简王妃被齐珮这番话说的有些蒙了,赵无垠和柳霜?这怎么可能。

“你胡说什么呢?”简王妃只以为齐珮是道听途说的假消息,她有些生气,“我真是把你惯坏了,这种话都敢浑说。你说,你打哪儿听到的这种混账话,是谁在外头胡言乱语。”

“什么胡言乱语,我亲眼所见还能有假,我亲眼看着她挽着那个姓赵的,两个人进了院子。李柳霜,你说……”

“啪”

齐珮话还没说完,手掌带起的影子从她眼前划过,肩膀上留下疼痛。

“娘?”齐珮脑中空白一瞬,肩膀的疼痛让她很快回过神来,她缓缓转头,不可置信地看着一旁的简王妃,“您打我?”

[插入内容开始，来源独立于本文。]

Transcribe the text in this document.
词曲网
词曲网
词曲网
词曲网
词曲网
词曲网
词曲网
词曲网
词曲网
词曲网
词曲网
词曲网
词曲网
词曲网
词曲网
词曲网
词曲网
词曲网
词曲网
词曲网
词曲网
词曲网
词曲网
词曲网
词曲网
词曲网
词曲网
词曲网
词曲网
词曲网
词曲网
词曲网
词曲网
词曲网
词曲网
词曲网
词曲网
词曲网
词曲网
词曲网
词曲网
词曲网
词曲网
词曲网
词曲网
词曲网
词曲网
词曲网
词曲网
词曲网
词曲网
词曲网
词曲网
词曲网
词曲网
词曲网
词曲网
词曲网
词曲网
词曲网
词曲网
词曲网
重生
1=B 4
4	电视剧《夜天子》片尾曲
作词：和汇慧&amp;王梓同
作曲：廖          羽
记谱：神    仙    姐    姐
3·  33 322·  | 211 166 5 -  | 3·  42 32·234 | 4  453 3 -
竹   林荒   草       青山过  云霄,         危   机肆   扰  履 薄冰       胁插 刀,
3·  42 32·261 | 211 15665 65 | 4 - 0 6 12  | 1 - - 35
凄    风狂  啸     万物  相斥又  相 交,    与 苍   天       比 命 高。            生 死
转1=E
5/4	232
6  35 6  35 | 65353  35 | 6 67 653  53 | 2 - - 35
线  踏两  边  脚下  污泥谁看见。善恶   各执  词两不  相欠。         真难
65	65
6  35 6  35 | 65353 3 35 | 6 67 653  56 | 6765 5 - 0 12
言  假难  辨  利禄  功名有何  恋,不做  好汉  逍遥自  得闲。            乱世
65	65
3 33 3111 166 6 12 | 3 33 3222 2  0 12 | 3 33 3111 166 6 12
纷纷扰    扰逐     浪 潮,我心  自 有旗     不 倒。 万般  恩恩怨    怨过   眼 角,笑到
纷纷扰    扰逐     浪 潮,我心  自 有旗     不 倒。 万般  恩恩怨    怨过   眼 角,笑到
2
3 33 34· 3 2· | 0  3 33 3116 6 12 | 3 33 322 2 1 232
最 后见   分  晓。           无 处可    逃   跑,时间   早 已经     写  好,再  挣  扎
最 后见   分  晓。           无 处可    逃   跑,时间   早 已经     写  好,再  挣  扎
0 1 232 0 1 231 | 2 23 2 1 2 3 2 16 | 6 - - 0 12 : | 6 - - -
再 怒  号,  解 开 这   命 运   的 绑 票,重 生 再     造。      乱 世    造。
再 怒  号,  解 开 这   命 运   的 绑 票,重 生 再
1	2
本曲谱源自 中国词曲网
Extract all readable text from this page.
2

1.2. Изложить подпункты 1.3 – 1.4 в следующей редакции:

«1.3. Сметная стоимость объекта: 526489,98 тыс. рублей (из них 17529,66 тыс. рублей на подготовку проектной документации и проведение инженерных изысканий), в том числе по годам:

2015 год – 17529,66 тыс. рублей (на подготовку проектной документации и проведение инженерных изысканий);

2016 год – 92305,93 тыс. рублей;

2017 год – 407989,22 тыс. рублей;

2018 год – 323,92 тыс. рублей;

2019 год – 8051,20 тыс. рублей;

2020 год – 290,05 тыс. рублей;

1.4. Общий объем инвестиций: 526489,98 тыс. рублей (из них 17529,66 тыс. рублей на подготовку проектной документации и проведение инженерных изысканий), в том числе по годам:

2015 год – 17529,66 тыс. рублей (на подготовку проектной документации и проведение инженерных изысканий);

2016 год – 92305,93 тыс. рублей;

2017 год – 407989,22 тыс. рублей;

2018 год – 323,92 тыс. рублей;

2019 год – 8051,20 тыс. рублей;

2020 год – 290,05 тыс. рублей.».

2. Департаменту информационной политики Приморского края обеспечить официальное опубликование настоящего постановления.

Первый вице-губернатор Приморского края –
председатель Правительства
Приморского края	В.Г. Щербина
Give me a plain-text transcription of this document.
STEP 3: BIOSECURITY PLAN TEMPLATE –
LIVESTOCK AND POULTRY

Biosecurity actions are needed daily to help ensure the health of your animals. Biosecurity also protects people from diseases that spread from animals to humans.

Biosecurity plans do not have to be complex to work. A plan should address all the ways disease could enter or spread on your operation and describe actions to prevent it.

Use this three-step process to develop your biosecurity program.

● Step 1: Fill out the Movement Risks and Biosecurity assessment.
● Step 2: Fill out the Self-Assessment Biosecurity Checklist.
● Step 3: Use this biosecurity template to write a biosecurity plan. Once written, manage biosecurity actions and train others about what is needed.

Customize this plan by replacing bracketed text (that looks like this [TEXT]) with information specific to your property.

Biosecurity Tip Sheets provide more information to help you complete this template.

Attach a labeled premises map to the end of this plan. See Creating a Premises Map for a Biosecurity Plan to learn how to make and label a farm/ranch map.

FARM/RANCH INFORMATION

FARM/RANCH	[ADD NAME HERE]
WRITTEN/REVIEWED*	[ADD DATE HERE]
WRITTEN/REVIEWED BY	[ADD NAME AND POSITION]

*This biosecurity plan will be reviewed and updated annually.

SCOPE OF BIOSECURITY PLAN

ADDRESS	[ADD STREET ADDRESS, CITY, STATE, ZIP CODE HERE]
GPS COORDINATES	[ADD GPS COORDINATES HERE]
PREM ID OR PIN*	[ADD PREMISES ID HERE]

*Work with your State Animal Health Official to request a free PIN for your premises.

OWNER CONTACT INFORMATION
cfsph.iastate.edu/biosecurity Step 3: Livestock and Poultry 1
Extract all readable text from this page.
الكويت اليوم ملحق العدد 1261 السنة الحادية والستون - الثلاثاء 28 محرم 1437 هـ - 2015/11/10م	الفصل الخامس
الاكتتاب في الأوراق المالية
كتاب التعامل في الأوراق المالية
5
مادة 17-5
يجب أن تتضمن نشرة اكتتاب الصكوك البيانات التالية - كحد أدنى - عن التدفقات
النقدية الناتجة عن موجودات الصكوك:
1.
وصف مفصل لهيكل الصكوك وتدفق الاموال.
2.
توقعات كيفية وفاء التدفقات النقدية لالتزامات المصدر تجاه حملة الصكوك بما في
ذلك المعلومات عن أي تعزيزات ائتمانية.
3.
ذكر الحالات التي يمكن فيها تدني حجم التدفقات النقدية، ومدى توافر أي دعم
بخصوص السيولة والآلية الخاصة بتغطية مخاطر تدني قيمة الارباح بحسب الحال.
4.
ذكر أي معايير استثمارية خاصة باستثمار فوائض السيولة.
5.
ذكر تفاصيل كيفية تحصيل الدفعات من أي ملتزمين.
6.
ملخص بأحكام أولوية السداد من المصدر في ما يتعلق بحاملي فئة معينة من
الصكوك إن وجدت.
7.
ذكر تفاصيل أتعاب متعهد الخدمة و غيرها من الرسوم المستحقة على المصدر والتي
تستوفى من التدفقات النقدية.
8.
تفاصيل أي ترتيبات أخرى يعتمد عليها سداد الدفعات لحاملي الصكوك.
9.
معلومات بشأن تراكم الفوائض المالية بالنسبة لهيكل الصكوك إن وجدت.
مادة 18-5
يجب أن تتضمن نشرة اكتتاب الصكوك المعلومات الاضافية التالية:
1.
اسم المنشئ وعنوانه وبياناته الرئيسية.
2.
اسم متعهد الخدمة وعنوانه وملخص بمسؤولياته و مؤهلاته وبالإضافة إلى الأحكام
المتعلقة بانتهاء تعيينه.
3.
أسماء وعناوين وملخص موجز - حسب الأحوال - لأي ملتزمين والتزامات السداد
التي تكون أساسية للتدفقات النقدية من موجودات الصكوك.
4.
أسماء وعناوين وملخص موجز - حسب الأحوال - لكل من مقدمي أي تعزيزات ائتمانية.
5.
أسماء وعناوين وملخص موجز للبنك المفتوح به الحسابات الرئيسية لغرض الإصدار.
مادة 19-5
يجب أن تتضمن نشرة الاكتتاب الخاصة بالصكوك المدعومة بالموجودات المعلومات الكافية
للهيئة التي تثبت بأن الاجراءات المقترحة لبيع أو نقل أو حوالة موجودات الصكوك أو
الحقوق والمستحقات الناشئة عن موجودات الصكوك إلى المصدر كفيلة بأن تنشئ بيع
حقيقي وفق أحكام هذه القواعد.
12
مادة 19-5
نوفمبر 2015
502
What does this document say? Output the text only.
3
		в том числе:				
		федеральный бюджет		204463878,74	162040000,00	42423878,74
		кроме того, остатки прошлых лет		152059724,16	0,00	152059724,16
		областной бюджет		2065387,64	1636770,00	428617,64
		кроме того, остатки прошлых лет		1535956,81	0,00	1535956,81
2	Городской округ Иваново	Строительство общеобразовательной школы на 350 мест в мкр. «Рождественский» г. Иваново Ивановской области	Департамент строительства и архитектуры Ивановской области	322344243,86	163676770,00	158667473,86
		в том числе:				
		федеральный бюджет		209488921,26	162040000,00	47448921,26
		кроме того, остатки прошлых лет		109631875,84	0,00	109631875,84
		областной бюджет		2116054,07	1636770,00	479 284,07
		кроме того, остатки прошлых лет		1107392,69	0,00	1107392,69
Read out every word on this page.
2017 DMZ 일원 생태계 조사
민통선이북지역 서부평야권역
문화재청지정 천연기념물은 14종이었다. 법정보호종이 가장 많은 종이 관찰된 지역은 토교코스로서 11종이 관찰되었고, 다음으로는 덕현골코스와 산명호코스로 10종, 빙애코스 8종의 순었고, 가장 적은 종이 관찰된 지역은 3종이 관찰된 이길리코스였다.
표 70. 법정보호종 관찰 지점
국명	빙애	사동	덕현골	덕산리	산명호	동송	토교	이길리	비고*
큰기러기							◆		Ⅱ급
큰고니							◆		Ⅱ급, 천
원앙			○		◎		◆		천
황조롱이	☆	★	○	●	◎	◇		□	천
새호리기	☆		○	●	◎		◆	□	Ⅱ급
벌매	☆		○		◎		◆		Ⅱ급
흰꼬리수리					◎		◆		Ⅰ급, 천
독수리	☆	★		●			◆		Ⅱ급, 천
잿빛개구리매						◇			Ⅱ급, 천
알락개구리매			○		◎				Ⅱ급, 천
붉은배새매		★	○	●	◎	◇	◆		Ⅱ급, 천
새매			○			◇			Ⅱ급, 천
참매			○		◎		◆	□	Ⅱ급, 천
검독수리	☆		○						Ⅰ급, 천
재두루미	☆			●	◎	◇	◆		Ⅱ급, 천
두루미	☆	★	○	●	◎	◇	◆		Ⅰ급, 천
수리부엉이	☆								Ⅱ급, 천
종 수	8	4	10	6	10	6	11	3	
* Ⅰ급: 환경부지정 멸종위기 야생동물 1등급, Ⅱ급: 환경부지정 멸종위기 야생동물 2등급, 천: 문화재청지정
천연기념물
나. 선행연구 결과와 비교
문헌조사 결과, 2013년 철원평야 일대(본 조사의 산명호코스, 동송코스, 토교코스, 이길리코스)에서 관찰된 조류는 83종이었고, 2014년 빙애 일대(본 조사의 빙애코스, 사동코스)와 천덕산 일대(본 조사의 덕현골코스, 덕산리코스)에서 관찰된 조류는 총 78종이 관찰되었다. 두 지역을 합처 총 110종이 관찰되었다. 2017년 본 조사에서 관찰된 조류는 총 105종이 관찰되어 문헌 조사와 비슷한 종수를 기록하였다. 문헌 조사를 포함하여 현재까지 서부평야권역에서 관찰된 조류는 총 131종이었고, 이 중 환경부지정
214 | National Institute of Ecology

简王妃看着自己的手,也有些不敢相信,从小到大她都没动过齐珮一根手指头,今天怎么就昏了头,她揉着齐珮的肩膀,脸上带了些无措,“珮儿,娘,娘不是故意的,疼不疼?是娘不好,不该和你动手的。”

看着母女俩,李柳霜掐着手心冷静下来,她脸色黯然,嘴角带了些苦笑,“珮儿,你说什么?咱们雍朝民风开放,可私相授受的名声放在女子身上也会遭人诟病。我和那位赵世子素不相识,何时跟他纠缠不清。”

“你竟然能和没事人似的,演的和真的似的。”齐珮被李柳霜这睁眼说瞎话的本事惊到了,顾不上身上的疼,瞪大眼指着李柳霜,“我亲眼所见还能有假?”

李柳霜看齐珮像是看不懂事的妹妹一样,包容又无奈,反倒衬得齐珮成了无理取闹,胡搅蛮缠的那个。

看着李柳霜的神色,简王妃不由想起她刚跟着自己进京的时候,惶惶可怜,处处带着寄人篱下的小心,思及此处,又想到为自己受了伤,早早去世的弟弟,她心中一痛。

“齐珮,你怎么能这样胡说?”简王妃对齐珮的愧疚被生气所取代,她沉着脸,“惯的你越发无法无天,这种话传出去,外头人会怎么说你表姐,你知不知道?你耍小孩脾气也要分场合。”

齐珮都要气死了,一下就站起来,大声道:“总是这样,你总是这样,她说什么你都信,我才没胡说。”

虽然生气,齐珮也没傻呆呆站着,迈着重重的脚步,坐在距她娘最远的椅子上,万一她娘在李柳霜的煽风点火下再打她一次呢。

这又不是不可能。

“就是去崇福寺那天,我和我姐都看到了,娘你不信的话,去问问我姐。”

简王妃到底把侄女的事情放在心上,连夜把齐玥叫过来了。

说着这些,齐珮仿佛又经历了一遍刚刚的事,她心里发酸,胸口闷闷的,“娘也真是的,她疼爱李柳霜,我又没意见,可她总是这么偏心,信李柳霜的假话,不信我和姐姐的实话。哥,你信我和姐姐吗?”